The great crystal spire crowning Hellebore trembled and began to tip over, as it the loss of the four columns had taken its equilibrium with it. It angled over as if to fall, then suddenly whatever force held it suspended failed, and it smashed down into the top of the tower, the point of the crystal burrowing through the stone even as it exploded from the impact. An eerie green light shone from within the tower, casting shadows as fragments of falling debris and the whirling of failing mechanisms passed through the rays it shone onto the surrounding landscape. The tower began to bore its way back into the ground, its outer segments spinning slowly, like a drill tunnelling into the earth, but even as it did so a massive burst of burning oil erupted from its base, followed by a huge mass of stone and steel that tore upwards through the descending structure. The whole mile-high edifice began to disintegrate, rock falling free, metal twisting and snapping, collapsing in a rain of debris, and then the ground erupted, spreading outwards from the base of the tower itself, the cliff face exploding outwards, showering fragments of stone over the plain below.

Tara, finding some reserve of strength, dragged an exhausted Willow behind an old, moss-encrusted boulder, shielding her with her own body as the debris rained around them, stroking her hair tenderly as destruction tore through the landscape. Willow clung to her, and she to Willow, two frightened children caught out in a storm. Finally the sound and fury subsided, and a shocked silence descended on the land.

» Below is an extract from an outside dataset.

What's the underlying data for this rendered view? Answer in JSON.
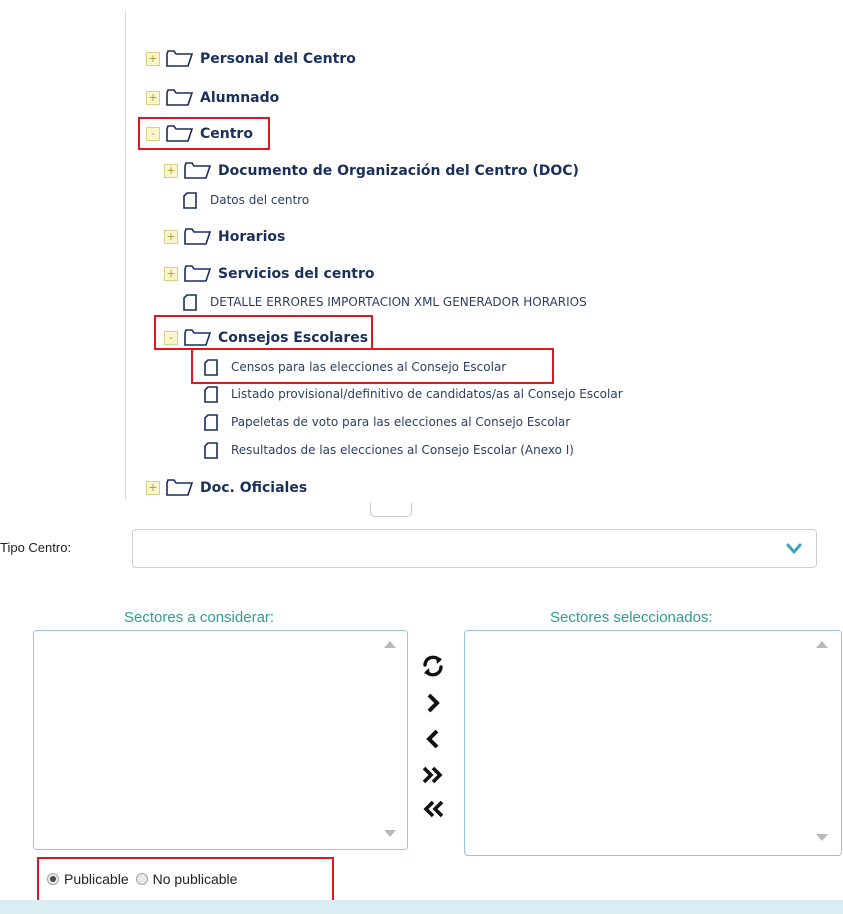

Tara was the first to look up, with Willow following a second later, feeling her movement. Where the monastery, and then the tower had stood, for almost half a mile in every direction, the cliff face and highland had vanished, leaving in its place a vast crater full of stone, soil, fragments of trees and boulders split apart. Of the tower or its foundations, nothing remained.

"Holy Power That Is," Willow whispered, "that... the..." She gulped down a breath and turned to Tara. "Are you alright?"

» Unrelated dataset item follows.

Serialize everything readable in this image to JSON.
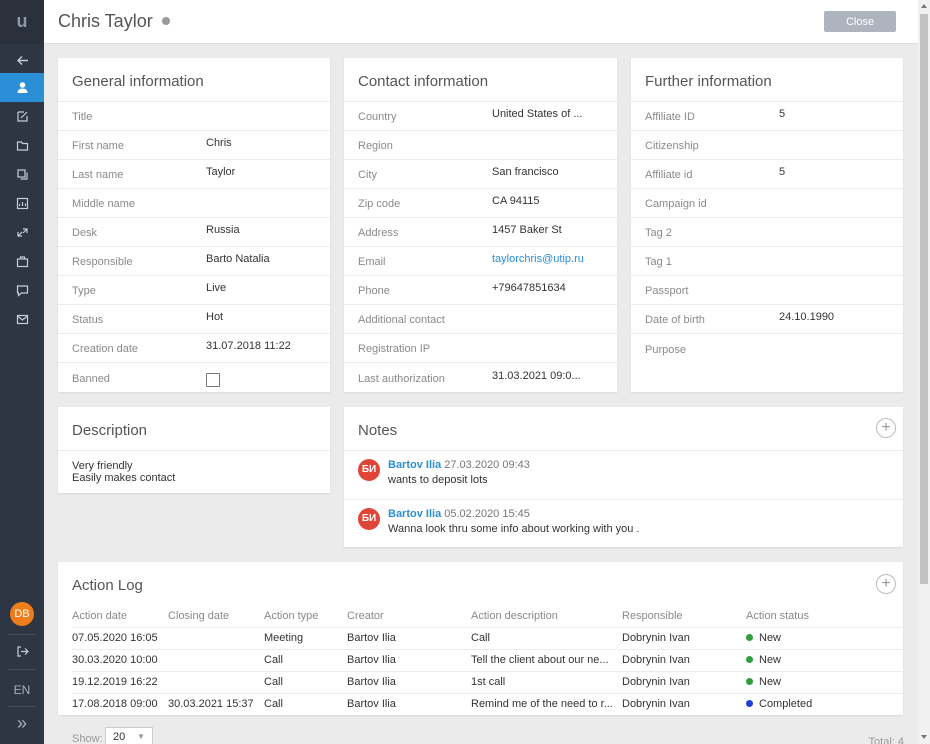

"I'm alright," Tara breathed, still having trouble comprehending the scale of the devastation she was witness to. She in turn met Willow's worried gaze.

"You?" she asked.

"I'm... I'm alright," Willow said, as if surprised. Tara rolled onto her back, exhausted, bringing Willow with her so that she ended up resting on top of her. Willow gave a weary, incredulous smile as she stared into Tara's eyes, let out a huge sigh, then looked up once more at the massive crater.

"Take that, bitch," she said dazedly, before letting her head fall onto Tara's chest.